Mr Key said that a sharp increase in smartphone use, and the accordant rise in data consumption, would also drive European growth.

Data traffic in Telefónica’s UK business over the past 12 months has risen by 45 per cent, with data revenue going up by 35 per cent.

The faltering performance of Spain’s former telecoms monopoly’s domestic business contrasted sharply with its operations in Latin America, where revenues increased by 26 per cent year on year to €7bn.

This expansion, the company said, saw a 9.1 per cent growth year on year in Latin American mobile traffic on its networks, with Brazil, where it owns the Vivo operator, generating 50 per cent of regional revenues.
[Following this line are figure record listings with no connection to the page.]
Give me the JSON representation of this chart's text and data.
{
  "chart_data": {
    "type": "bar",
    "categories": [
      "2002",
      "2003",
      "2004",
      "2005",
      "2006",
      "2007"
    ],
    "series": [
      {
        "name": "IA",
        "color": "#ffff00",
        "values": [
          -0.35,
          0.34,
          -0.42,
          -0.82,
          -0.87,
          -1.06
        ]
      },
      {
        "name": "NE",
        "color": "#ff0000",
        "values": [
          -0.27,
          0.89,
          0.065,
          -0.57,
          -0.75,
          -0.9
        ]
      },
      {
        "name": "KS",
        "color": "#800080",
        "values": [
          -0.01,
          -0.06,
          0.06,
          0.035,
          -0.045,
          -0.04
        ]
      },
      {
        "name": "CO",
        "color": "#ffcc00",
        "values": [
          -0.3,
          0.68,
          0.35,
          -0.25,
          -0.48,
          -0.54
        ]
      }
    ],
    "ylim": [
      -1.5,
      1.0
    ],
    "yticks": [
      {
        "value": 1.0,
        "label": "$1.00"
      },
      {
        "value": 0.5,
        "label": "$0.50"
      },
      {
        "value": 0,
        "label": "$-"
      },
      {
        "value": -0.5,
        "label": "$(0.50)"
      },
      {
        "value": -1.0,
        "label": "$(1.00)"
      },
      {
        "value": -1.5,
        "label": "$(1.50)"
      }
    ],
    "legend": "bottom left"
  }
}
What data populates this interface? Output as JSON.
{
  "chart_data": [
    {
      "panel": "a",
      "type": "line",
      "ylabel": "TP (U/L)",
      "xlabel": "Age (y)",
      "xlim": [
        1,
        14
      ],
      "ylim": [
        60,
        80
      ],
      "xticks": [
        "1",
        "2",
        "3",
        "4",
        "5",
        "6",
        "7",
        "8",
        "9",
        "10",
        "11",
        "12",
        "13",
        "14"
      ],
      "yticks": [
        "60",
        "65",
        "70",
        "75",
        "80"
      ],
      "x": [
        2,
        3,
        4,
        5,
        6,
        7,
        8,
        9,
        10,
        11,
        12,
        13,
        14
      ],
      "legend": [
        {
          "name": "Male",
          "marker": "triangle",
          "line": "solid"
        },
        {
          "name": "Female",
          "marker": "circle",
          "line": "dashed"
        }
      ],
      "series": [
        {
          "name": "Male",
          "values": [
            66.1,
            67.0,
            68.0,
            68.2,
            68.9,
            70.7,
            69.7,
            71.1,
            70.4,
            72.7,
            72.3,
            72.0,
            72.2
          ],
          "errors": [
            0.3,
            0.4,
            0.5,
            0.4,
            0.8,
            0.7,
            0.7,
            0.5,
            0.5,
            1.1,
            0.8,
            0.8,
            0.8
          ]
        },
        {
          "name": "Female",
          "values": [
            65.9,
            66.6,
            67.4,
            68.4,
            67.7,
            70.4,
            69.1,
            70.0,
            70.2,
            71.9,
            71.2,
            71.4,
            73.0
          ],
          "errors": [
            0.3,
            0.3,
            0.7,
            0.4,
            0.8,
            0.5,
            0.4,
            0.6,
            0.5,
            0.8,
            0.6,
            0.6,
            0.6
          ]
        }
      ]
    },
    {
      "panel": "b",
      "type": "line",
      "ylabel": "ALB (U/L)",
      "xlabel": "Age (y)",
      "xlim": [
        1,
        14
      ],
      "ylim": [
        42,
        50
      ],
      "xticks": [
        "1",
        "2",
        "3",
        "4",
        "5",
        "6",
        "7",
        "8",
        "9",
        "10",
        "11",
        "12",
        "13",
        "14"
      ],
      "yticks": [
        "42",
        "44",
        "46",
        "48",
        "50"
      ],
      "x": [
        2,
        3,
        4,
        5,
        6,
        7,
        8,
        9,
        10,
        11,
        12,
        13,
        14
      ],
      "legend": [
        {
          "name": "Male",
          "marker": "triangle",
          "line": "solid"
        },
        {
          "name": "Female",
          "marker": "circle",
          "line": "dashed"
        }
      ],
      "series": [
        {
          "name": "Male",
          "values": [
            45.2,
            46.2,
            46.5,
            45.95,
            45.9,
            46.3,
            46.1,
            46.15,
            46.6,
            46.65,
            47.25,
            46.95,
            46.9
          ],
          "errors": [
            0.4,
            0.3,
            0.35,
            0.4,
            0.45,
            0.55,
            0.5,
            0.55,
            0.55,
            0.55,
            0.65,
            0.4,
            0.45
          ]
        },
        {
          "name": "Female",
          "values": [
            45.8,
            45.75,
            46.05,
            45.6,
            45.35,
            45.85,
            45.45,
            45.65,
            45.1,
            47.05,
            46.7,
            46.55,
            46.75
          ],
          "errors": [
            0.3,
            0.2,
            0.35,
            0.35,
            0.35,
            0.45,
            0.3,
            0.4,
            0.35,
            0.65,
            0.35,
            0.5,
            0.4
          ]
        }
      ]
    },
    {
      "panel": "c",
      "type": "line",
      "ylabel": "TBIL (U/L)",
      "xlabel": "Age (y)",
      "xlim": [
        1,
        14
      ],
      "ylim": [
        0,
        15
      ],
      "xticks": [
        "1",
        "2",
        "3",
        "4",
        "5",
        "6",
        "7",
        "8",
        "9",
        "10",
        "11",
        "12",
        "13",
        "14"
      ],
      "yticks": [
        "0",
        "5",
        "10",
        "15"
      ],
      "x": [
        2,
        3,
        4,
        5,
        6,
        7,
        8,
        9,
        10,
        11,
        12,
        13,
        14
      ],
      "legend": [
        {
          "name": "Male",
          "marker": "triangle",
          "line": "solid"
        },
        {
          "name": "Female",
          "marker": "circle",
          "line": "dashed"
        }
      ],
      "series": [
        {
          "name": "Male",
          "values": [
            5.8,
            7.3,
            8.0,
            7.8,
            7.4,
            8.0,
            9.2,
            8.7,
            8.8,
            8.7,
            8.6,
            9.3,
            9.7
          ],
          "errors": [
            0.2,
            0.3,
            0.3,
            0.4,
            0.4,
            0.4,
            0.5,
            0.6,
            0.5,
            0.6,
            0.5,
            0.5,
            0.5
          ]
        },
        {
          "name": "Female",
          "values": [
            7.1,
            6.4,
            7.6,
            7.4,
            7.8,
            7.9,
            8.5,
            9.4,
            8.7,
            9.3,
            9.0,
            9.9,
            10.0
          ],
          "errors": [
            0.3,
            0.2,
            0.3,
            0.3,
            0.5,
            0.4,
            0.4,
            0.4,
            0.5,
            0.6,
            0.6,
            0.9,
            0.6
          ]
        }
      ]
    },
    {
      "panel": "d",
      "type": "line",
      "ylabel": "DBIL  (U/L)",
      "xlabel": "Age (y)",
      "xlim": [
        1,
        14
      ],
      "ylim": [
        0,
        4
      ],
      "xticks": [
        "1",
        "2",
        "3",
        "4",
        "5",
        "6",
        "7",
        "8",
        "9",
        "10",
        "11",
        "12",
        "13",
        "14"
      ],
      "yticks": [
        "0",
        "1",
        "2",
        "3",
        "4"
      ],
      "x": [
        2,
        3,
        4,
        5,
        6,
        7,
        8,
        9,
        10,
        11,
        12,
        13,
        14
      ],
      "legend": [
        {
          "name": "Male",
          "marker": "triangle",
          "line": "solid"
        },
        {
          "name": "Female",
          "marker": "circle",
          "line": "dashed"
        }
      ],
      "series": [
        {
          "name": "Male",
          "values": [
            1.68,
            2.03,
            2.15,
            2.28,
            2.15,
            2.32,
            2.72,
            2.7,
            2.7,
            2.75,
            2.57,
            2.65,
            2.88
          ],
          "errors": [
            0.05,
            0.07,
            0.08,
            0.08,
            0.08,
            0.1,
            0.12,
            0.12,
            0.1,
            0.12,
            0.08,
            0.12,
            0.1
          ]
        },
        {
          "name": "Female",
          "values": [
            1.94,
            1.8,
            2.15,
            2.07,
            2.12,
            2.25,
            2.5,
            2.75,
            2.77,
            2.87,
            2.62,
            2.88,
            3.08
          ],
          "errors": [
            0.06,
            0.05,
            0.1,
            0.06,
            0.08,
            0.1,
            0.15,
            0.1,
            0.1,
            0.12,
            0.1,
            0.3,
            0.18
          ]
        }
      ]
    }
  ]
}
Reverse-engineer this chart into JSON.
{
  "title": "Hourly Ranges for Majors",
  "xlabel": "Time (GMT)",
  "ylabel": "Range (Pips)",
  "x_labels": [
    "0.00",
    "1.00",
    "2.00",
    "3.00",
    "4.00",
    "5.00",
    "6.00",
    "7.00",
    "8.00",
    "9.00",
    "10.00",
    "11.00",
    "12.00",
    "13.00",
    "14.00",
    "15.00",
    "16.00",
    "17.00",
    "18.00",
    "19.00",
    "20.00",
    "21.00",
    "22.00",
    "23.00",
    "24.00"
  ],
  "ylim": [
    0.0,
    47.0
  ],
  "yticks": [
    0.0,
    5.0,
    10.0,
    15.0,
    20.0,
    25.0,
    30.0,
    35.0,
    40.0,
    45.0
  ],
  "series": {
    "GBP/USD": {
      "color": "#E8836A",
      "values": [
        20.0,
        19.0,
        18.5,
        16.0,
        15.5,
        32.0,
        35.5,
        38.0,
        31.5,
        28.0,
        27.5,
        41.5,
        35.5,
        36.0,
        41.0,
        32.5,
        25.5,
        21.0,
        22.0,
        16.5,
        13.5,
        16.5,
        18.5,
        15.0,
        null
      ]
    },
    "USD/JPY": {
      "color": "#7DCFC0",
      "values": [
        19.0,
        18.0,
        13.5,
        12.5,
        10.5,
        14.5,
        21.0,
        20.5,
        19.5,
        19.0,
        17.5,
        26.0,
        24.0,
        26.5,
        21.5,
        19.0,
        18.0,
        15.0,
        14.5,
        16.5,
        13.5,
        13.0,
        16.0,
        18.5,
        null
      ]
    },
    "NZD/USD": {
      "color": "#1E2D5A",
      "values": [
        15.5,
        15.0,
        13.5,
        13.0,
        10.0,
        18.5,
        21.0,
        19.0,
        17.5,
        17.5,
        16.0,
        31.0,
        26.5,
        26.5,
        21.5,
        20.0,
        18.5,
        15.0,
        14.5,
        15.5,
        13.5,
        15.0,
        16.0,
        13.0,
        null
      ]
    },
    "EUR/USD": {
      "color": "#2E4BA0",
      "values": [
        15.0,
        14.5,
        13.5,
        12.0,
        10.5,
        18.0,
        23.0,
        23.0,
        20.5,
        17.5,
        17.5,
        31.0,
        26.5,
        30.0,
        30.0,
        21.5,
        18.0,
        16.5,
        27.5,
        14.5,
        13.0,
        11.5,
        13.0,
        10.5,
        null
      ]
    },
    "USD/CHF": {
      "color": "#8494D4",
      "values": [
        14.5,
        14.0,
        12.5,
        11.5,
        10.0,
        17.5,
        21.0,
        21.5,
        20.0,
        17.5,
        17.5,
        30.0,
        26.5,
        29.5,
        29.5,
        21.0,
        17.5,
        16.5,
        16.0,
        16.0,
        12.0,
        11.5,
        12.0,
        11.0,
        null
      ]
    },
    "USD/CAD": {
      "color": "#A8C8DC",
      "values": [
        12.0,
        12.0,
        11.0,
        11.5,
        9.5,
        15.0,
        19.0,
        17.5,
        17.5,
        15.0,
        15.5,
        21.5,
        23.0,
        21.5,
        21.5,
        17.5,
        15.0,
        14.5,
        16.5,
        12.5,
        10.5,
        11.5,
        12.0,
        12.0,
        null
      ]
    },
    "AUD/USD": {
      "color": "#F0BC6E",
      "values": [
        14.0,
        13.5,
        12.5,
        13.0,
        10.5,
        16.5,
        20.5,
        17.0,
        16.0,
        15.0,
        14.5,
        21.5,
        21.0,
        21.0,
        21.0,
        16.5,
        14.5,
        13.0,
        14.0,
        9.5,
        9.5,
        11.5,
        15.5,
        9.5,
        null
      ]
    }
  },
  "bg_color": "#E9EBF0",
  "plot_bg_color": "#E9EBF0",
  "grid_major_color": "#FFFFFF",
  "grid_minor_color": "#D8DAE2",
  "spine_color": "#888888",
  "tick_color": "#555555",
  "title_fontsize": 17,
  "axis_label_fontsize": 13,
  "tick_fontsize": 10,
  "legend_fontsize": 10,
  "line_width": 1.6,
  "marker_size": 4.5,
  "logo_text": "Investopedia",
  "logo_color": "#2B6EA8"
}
Rising use of smartphones in Latin America saw revenues generated by data access for mobiles on the continent increase by 32 per cent year on year for the first quarter.

Over all, first-quarter net profit dropped by 1.9 per cent year on year to €1.62bn, below various polls of analysts that had predicted a figure closer to €1.7bn, while group revenues rose by 10.8 per cent over the same period to €15.43bn.

Telefónica’s earnings before interest, tax, depreciation and amortisation rose by 9 per cent from the first quarter of 2010 to €5.574bn, but its overall ebitda margin shrunk by 0.6 percentage points, driven by a 2.5 per cent equivalent drop in the Spanish market.

At the company’s investor day last month it said it was aiming to increase revenues by 2 per cent this year, and spend about €9bn on capital expenditure.

Telefónica shares were down less than 1 per cent at the close in Madrid at €16.84.